Around 500 members deliver coffee to Kamwangi. They have on average of 3–5 hectares of coffee (around 1,500–2,000 trees) planted at 1,550–1,650 meters above sea level. The main varieties of coffee grown in this region are SL-28 and -34, which account for 95% of all coffee produced. The region’s high altitude means that the coffee fruit is able to mature slowly, and this, combined with rich volcanic soil and careful processing, helps to highlight the inherent complex fruit flavours from the SL-28 and SL-34 varieties. Both cultivars have Bourbon and Moka heritage and are named after the laboratory that promoted their wider distribution in Kenya during the early 20th Century: Scott Laboratories.
In addition to the SL-28 and SL-34 that are almost ubiquitous around Kenya, this lot contains around 5% of the Ruiru 11 variety. Thisvariety is slowly becoming more widespread in the region due to its resistance to Coffee Berry Disease and Coffee Leaf Rust and has been backcrossed with SL-28 and SL-34 to ensure high cup quality.

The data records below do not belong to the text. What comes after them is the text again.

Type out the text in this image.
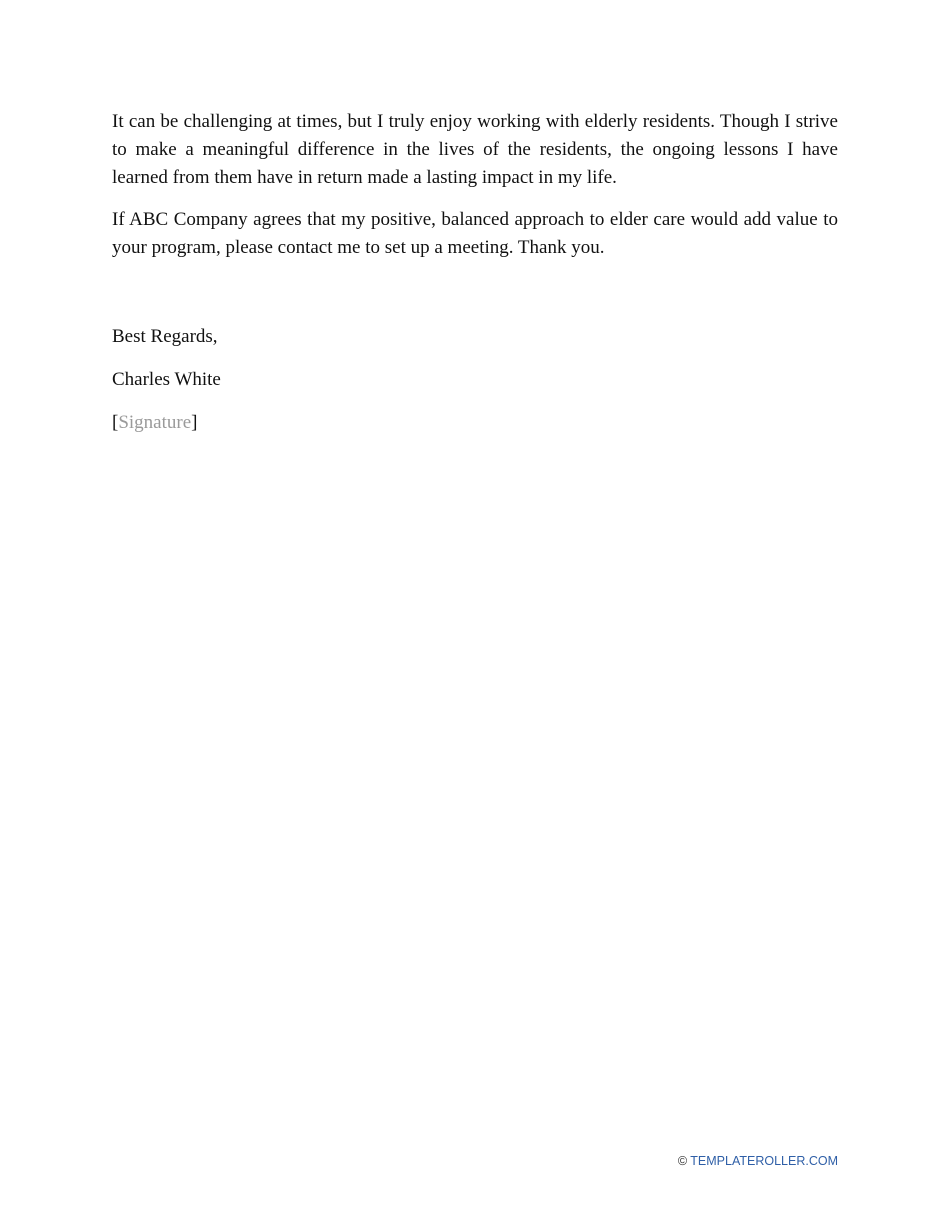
It can be challenging at times, but I truly enjoy working with elderly residents. Though I strive to make a meaningful difference in the lives of the residents, the ongoing lessons I have learned from them have in return made a lasting impact in my life.

If ABC Company agrees that my positive, balanced approach to elder care would add value to your program, please contact me to set up a meeting. Thank you.

Best Regards,

Charles White

[Signature]

© TEMPLATEROLLER.COM
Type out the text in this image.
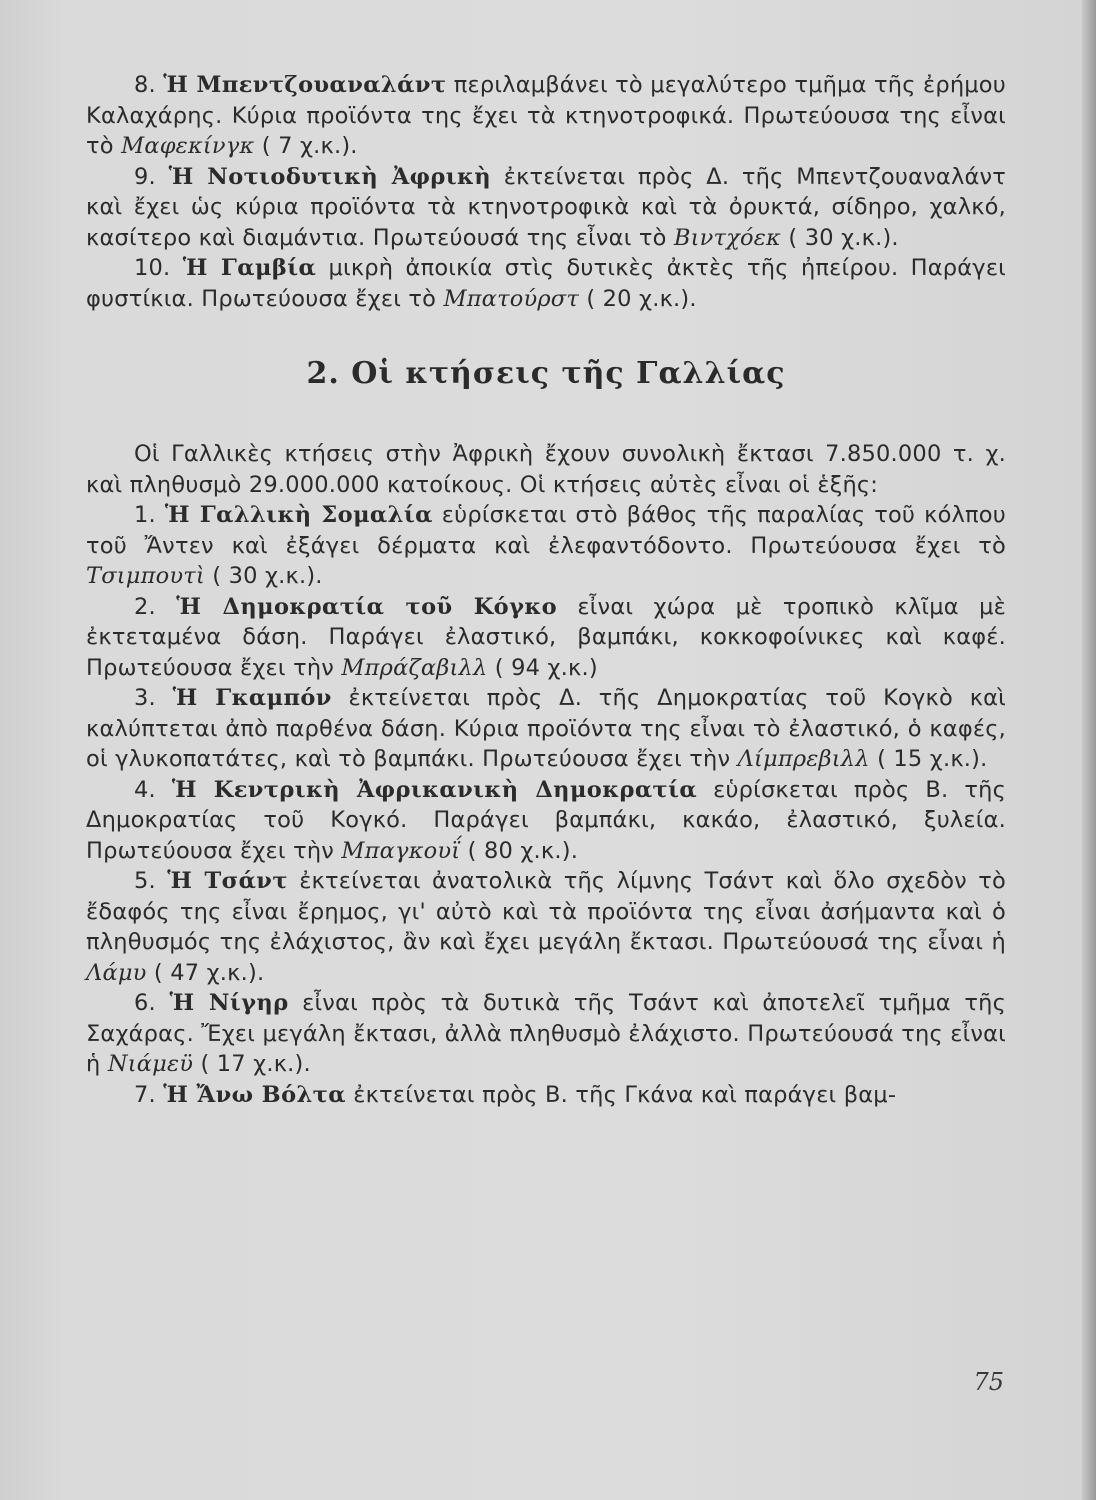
8. Ἡ Μπεντζουαναλάντ περιλαμβάνει τὸ μεγαλύτερο τμῆμα τῆς ἐρήμου Καλαχάρης. Κύρια προϊόντα της ἔχει τὰ κτηνοτροφικά. Πρωτεύουσα της εἶναι τὸ Μαφεκίνγκ ( 7 χ.κ.).

9. Ἡ Νοτιοδυτικὴ Ἀφρικὴ ἐκτείνεται πρὸς Δ. τῆς Μπεντζουαναλάντ καὶ ἔχει ὡς κύρια προϊόντα τὰ κτηνοτροφικὰ καὶ τὰ ὀρυκτά, σίδηρο, χαλκό, κασίτερο καὶ διαμάντια. Πρωτεύουσά της εἶναι τὸ Βιντχόεκ ( 30 χ.κ.).

10. Ἡ Γαμβία μικρὴ ἀποικία στὶς δυτικὲς ἀκτὲς τῆς ἠπείρου. Παράγει φυστίκια. Πρωτεύουσα ἔχει τὸ Μπατούρστ ( 20 χ.κ.).

2. Οἱ κτήσεις τῆς Γαλλίας

Οἱ Γαλλικὲς κτήσεις στὴν Ἀφρικὴ ἔχουν συνολικὴ ἔκτασι 7.850.000 τ. χ. καὶ πληθυσμὸ 29.000.000 κατοίκους. Οἱ κτήσεις αὐτὲς εἶναι οἱ ἑξῆς:

1. Ἡ Γαλλικὴ Σομαλία εὑρίσκεται στὸ βάθος τῆς παραλίας τοῦ κόλπου τοῦ Ἄντεν καὶ ἐξάγει δέρματα καὶ ἐλεφαντόδοντο. Πρωτεύουσα ἔχει τὸ Τσιμπουτὶ ( 30 χ.κ.).

2. Ἡ Δημοκρατία τοῦ Κόγκο εἶναι χώρα μὲ τροπικὸ κλῖμα μὲ ἐκτεταμένα δάση. Παράγει ἐλαστικό, βαμπάκι, κοκκοφοίνικες καὶ καφέ. Πρωτεύουσα ἔχει τὴν Μπράζαβιλλ ( 94 χ.κ.)

3. Ἡ Γκαμπόν ἐκτείνεται πρὸς Δ. τῆς Δημοκρατίας τοῦ Κογκὸ καὶ καλύπτεται ἀπὸ παρθένα δάση. Κύρια προϊόντα της εἶναι τὸ ἐλαστικό, ὁ καφές, οἱ γλυκοπατάτες, καὶ τὸ βαμπάκι. Πρωτεύουσα ἔχει τὴν Λίμπρεβιλλ ( 15 χ.κ.).

4. Ἡ Κεντρικὴ Ἀφρικανικὴ Δημοκρατία εὑρίσκεται πρὸς Β. τῆς Δημοκρατίας τοῦ Κογκό. Παράγει βαμπάκι, κακάο, ἐλαστικό, ξυλεία. Πρωτεύουσα ἔχει τὴν Μπαγκουΐ ( 80 χ.κ.).

5. Ἡ Τσάντ ἐκτείνεται ἀνατολικὰ τῆς λίμνης Τσάντ καὶ ὅλο σχεδὸν τὸ ἔδαφός της εἶναι ἔρημος, γι' αὐτὸ καὶ τὰ προϊόντα της εἶναι ἀσήμαντα καὶ ὁ πληθυσμός της ἐλάχιστος, ἂν καὶ ἔχει μεγάλη ἔκτασι. Πρωτεύουσά της εἶναι ἡ Λάμυ ( 47 χ.κ.).

6. Ἡ Νίγηρ εἶναι πρὸς τὰ δυτικὰ τῆς Τσάντ καὶ ἀποτελεῖ τμῆμα τῆς Σαχάρας. Ἔχει μεγάλη ἔκτασι, ἀλλὰ πληθυσμὸ ἐλάχιστο. Πρωτεύουσά της εἶναι ἡ Νιάμεϋ ( 17 χ.κ.).

7. Ἡ Ἄνω Βόλτα ἐκτείνεται πρὸς Β. τῆς Γκάνα καὶ παράγει βαμ-

75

HOW THIS COFFEE WAS PROCESSED
All the coffee cherry is hand-picked by the small-holders and delivered on the same day to the washing station, where it undergoes meticulous sorting. This is also done by hand and is overseen by a ‘cherry clerk’ who ensures any unripe and damaged cherries are removed. The ripe cherry is then digitally weighed and recorded, and the farmer receives a receipt of delivery.
The coffee is then placed in a receiving tank and pulped using a disc pulping machine to remove the skin and fruit from the inner parchment layer that protects the green coffee bean. After being pulped the coffee is sorted by weight using water, with the highest quality and densest beans being separated out from the lighter, lower quality beans.
The coffee is then dry fermented for 16–24 hours, to break down the sugars and remove the mucilage (sticky fruit covering) from the outside of the beans. Whilst the coffee is fermenting it is checked intermittently and when it is ready it is rinsed and removed from the tanks and placed in a washing channel.
The parchment covered coffee is then washed with fresh water and sent through water channels for grading by weight. The heavier coffee, which sinks, is considered the higher quality, sweeter coffee, and any lighter density or lower grade coffee beans are removed. The beans are then sent to soaking tanks where they sit under water for a further 24 hours. This process increases the proteins and amino acids, which in turn heightens the complexity of the acidity.
After soaking, the coffee is dried on raised drying tables (also known as African beds) and turned constantly to ensure it is dried evenly, and so that any defects can be identifiedand those beans removed. Time on the drying tables depends on the weather, ambient temperature and processing volume: taking anywhere from one to three weeks to get to the target moisture of 11–12%.
The coffee is then rested in parchment and, when ready for export, dry-milled at Kahara Bowa mill in Thika, around a one hour drive from Nairobi.